Simeon Aldred, creative director of Vibration Group and venue owner of Printworks, said: “[I am] devastated to hear from the arts council that we did not fit their criteria for a culture recovery fund grant to save venues like Printworks, Depot Mayfield, The Drumsheds (pictured) and Exhibition. Can someone please help me understand how a company that is privately owned and run by a small team that have built this from scratch with our own money – and created as voted by DJs and the audiences some of the most important venues in the UK and possibly the world – are not being given even one penny?

“We generated 34,000 freelance shifts at our shows last year and paid millions in VAT and tax. Many of our contemporaries in the UK got the grant (which I am pleased about) but we have not been given a penny. I have to say on a personal note I am completely broken by this.”

Laurence Malice, brand manager/creative director, Egg LDN commented: “We are devastated by the news we will not be supported by funding from the Cultural Recovery Fund. Egg London has and always had over the last 17 years a large outreach ethos from setting up workshops with the local council estate projects to show the community that there are other ways to live your life outside of crime.

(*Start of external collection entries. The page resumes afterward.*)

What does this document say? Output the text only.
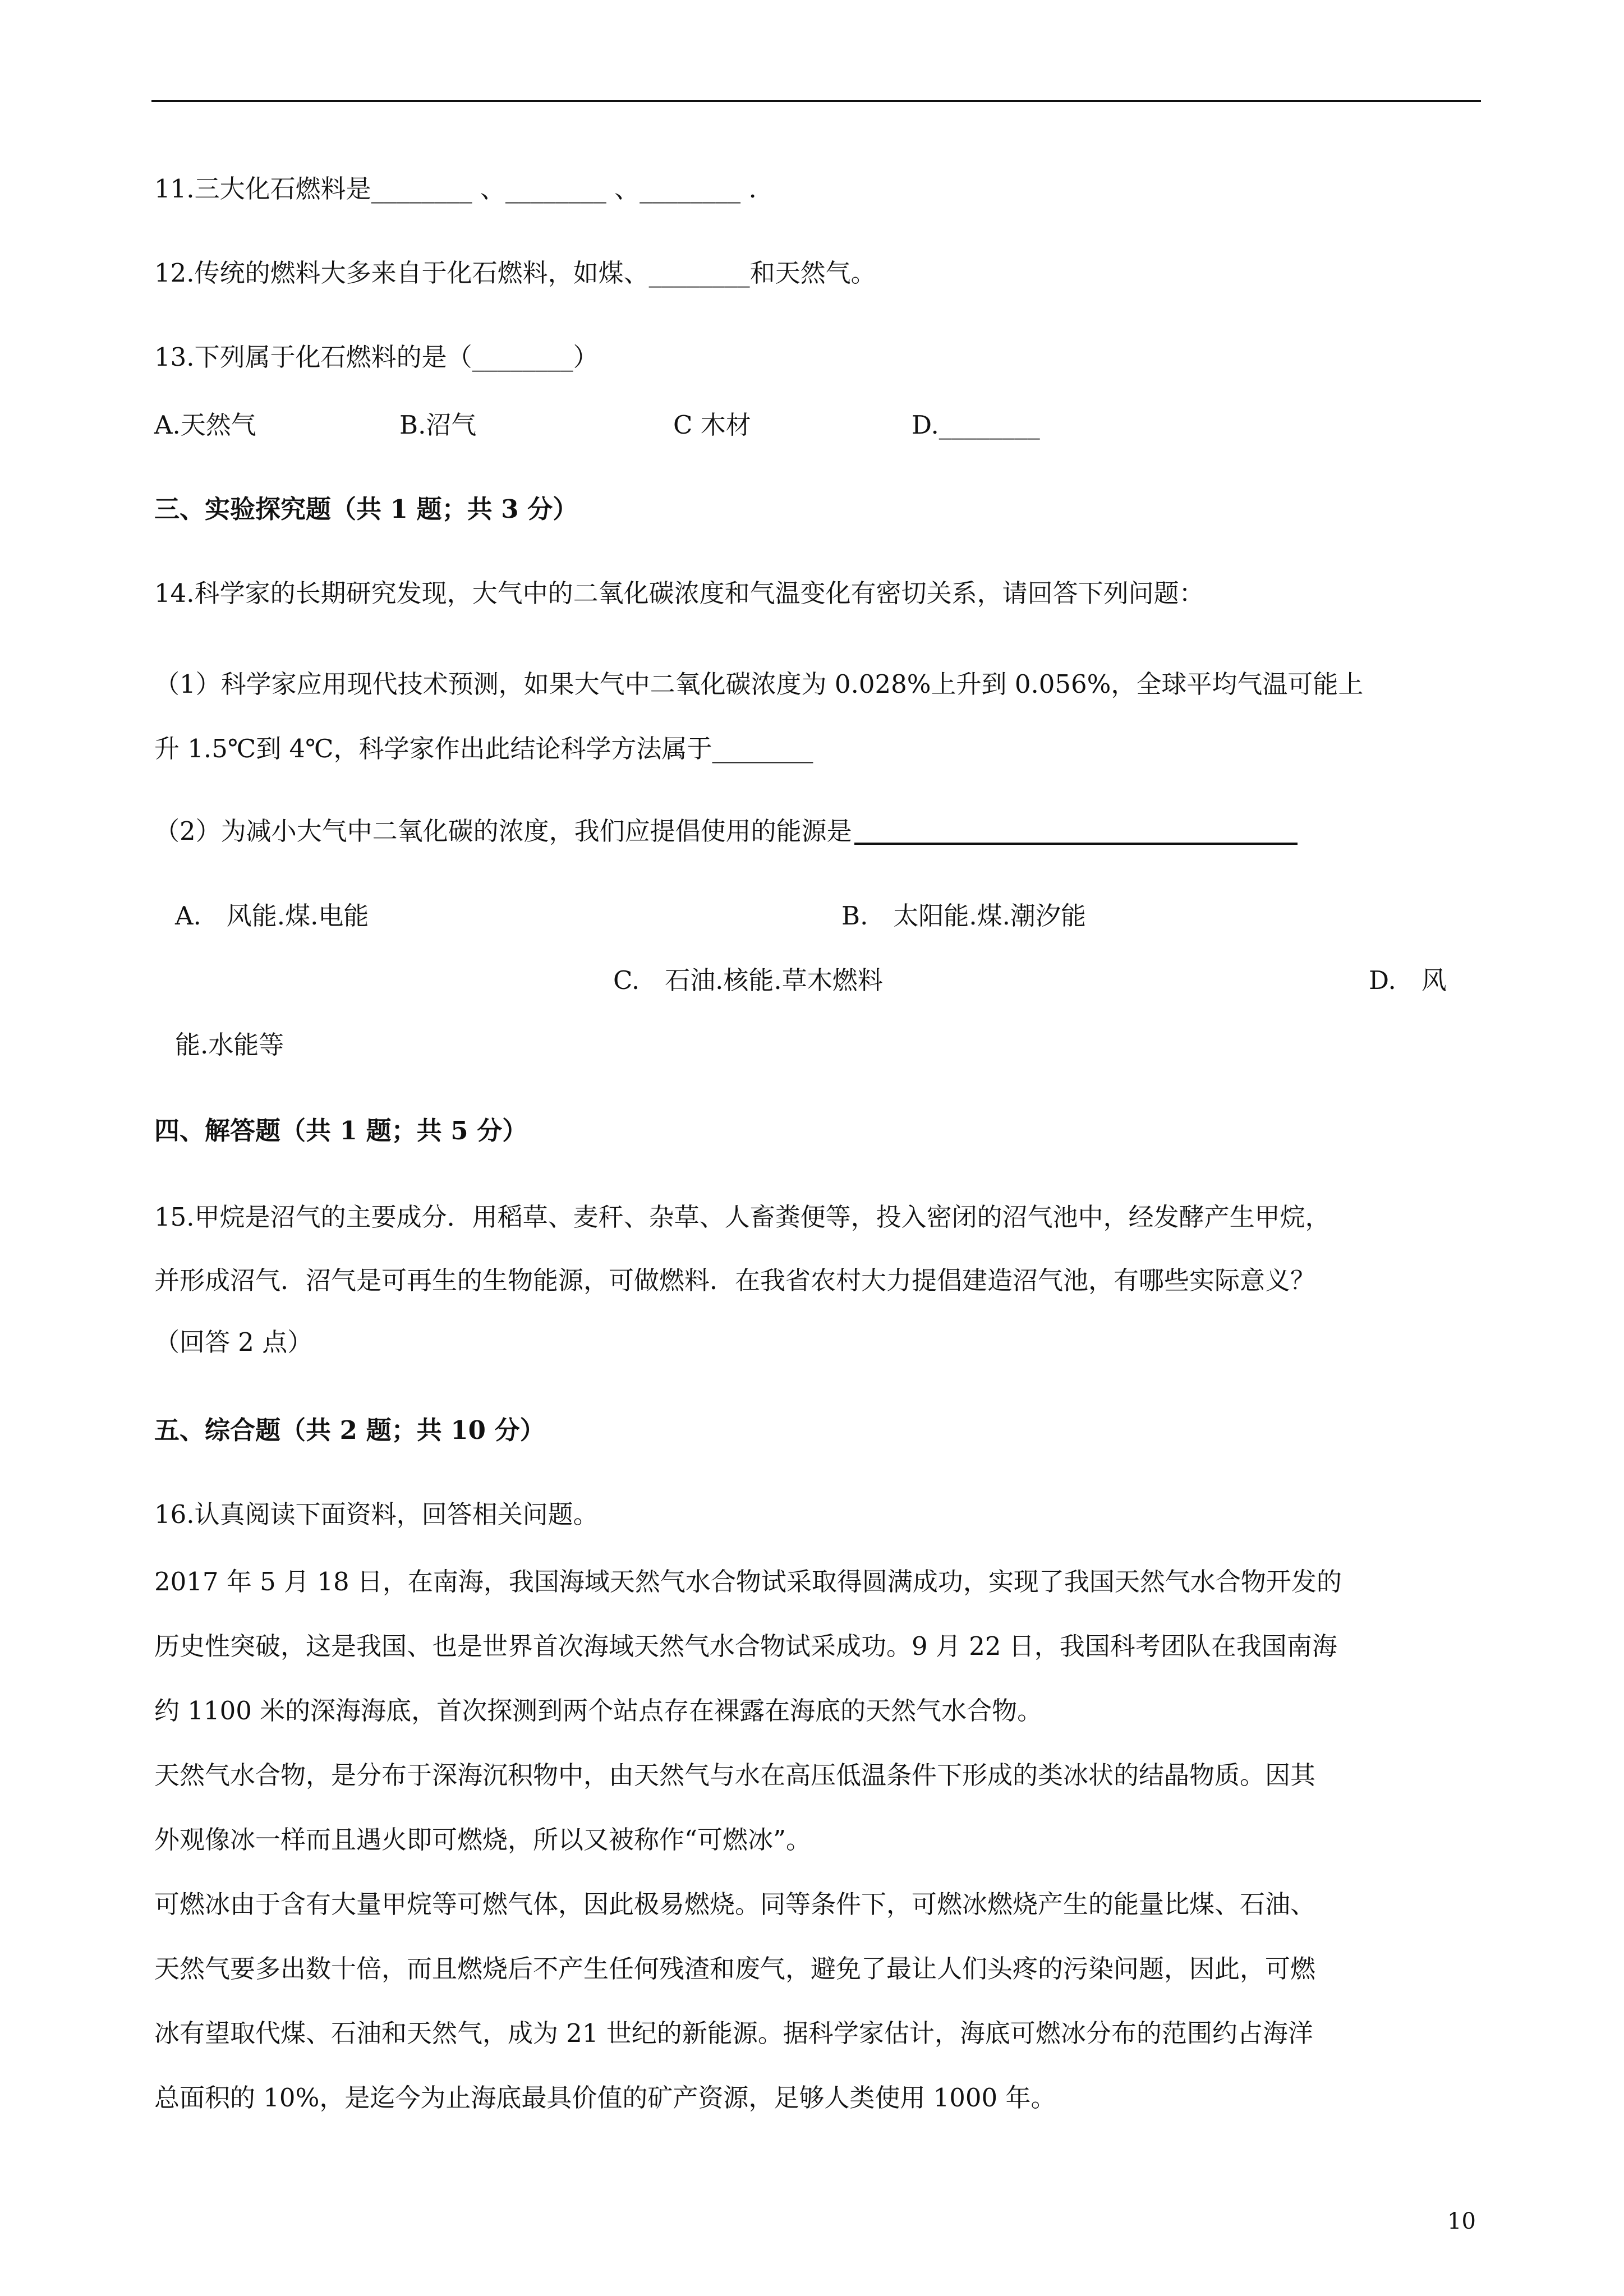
11.三大化石燃料是________ 、________ 、________ .
12.传统的燃料大多来自于化石燃料，如煤、________和天然气。
13.下列属于化石燃料的是（________）
A.天然气	B.沼气	C 木材	D.________
三、实验探究题（共 1 题；共 3 分）
14.科学家的长期研究发现，大气中的二氧化碳浓度和气温变化有密切关系，请回答下列问题：
（1）科学家应用现代技术预测，如果大气中二氧化碳浓度为 0.028%上升到 0.056%，全球平均气温可能上
升 1.5℃到 4℃，科学家作出此结论科学方法属于________
（2）为减小大气中二氧化碳的浓度，我们应提倡使用的能源是
A.　风能.煤.电能	B.　太阳能.煤.潮汐能
C.　石油.核能.草木燃料	D.　风
能.水能等
四、解答题（共 1 题；共 5 分）
15.甲烷是沼气的主要成分．用稻草、麦秆、杂草、人畜粪便等，投入密闭的沼气池中，经发酵产生甲烷，
并形成沼气．沼气是可再生的生物能源，可做燃料．在我省农村大力提倡建造沼气池，有哪些实际意义？
（回答 2 点）
五、综合题（共 2 题；共 10 分）
16.认真阅读下面资料，回答相关问题。
2017 年 5 月 18 日，在南海，我国海域天然气水合物试采取得圆满成功，实现了我国天然气水合物开发的
历史性突破，这是我国、也是世界首次海域天然气水合物试采成功。9 月 22 日，我国科考团队在我国南海
约 1100 米的深海海底，首次探测到两个站点存在裸露在海底的天然气水合物。
天然气水合物，是分布于深海沉积物中，由天然气与水在高压低温条件下形成的类冰状的结晶物质。因其
外观像冰一样而且遇火即可燃烧，所以又被称作“可燃冰”。
可燃冰由于含有大量甲烷等可燃气体，因此极易燃烧。同等条件下，可燃冰燃烧产生的能量比煤、石油、
天然气要多出数十倍，而且燃烧后不产生任何残渣和废气，避免了最让人们头疼的污染问题，因此，可燃
冰有望取代煤、石油和天然气，成为 21 世纪的新能源。据科学家估计，海底可燃冰分布的范围约占海洋
总面积的 10%，是迄今为止海底最具价值的矿产资源，足够人类使用 1000 年。
10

“We support grassroots DJs and promoters and live events by offering Cell 200 to many free of hire fees to help cultivate new talent within the community.”

Jo Splain, of The Pickle Factory/Oval Space, added: “I am still at a loss as to how our venues have not received any support from the Cultural Recovery Fund. We are renowned for the depth and quality of our events programme and for our importance to a long list of underrepresented communities, movements, artists and creatives with whom we work and welcome on a daily basis.”

“Yes, the ethos behind our programming is most certainly rooted in club culture, and we are proud of this, the celebration of diversity, inclusivity and it’s disruptive nature. But, if spaces more closely aligned with authentic club culture have for some reason been overlooked by this fund, then there simply must be alternative financial support made available to them.”